Israeli 10th-Grader Discovers Elegant Geometry Theorem
An anonymous reader writes with a report that: Tamar Barbi, a 10th grade student living in Hod Hasharon, Israel, discovered that the theorem she was using to solve one of the problems on her geometry homework didn't actually exist. With the help of her teacher and mathematicians, she wrote up a proof for the theorem, which helps provide new and more elegant proofs for many other mathematical theorems. Posters at Hacker News have some skeptical words about the theorem's novelty, but also about the phrasing of the news report, which seems to omit some crucial words.
They probably would have marked the answer on her homework as wrong because she didn't use the Common Core government approved method of solving the problem.
Don't try to learn about math from news media.
According to the new "Three Radii Theorem," if three or more lines extend from a single point to the edge of a circle, then the point is the center of the circle and the straight lines are the radii.

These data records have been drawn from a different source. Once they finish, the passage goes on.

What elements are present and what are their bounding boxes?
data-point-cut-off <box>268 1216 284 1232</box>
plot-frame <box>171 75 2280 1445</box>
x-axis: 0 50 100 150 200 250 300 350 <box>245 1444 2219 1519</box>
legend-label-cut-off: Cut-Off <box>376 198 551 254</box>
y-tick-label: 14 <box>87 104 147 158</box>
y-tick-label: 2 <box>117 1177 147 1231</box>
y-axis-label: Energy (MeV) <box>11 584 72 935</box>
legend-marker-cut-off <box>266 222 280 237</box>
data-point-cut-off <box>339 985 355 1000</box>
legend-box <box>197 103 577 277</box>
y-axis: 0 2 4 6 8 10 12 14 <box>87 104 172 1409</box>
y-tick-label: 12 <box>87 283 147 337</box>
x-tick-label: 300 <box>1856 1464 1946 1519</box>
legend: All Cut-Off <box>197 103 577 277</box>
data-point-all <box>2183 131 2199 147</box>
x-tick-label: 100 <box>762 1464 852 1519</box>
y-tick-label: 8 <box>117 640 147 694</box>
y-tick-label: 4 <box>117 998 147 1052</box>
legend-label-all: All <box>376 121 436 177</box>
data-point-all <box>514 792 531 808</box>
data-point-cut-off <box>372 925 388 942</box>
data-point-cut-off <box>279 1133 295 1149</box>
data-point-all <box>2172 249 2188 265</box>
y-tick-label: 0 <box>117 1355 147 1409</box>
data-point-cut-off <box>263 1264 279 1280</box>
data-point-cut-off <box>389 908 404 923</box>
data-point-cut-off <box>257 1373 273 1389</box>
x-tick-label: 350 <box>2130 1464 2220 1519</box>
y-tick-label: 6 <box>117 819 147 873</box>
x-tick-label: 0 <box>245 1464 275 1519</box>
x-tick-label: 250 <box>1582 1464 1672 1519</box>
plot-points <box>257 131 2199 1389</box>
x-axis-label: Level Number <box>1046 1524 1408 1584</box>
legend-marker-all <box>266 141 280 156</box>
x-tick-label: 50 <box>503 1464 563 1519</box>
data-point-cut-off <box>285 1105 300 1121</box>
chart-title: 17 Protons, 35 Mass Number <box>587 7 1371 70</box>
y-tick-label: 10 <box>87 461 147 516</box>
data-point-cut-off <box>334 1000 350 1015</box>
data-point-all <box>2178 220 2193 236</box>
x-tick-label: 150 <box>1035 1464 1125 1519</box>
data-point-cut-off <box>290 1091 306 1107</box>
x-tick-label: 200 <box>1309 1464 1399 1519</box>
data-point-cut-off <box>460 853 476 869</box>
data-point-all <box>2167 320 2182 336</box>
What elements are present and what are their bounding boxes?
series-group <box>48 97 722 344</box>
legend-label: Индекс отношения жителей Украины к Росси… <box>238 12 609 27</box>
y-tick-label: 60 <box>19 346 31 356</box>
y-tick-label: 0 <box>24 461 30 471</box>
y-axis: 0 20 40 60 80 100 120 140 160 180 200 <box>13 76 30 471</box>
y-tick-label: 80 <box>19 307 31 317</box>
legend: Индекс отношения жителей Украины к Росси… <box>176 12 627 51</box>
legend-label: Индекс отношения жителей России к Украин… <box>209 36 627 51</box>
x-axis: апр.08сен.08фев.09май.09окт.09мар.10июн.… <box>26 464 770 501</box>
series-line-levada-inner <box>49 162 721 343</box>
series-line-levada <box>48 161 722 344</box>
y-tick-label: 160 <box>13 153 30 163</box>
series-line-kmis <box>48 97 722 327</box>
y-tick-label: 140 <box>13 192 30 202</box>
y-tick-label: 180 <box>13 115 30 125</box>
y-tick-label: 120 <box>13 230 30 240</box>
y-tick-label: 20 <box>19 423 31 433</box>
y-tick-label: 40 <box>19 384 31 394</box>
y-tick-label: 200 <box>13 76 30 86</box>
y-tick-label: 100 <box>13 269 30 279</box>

I think what they meant to say was three lines of equal length in which case this just defines three points on a circle which is of course enough to uniquely define it. It also only works in two dimensions otherwise the point does not have to be the centre. This is the sort of geometric proof problem we used to get at secondary school. Have standards really fallen so incredibly far that this is noteworthy now let alone publishable? If so me and my old schoolmates can probably rustle up quite a few more "theorems" for publication in the journal of bleeding obvious mathematics.
And how do you know they are not Muslim?
The summery said Israeli not Palestinian. The Jews wouldn't allow Muslims into their country.
According to the CIA world factbook, 17.5% of Israelis are Muslim.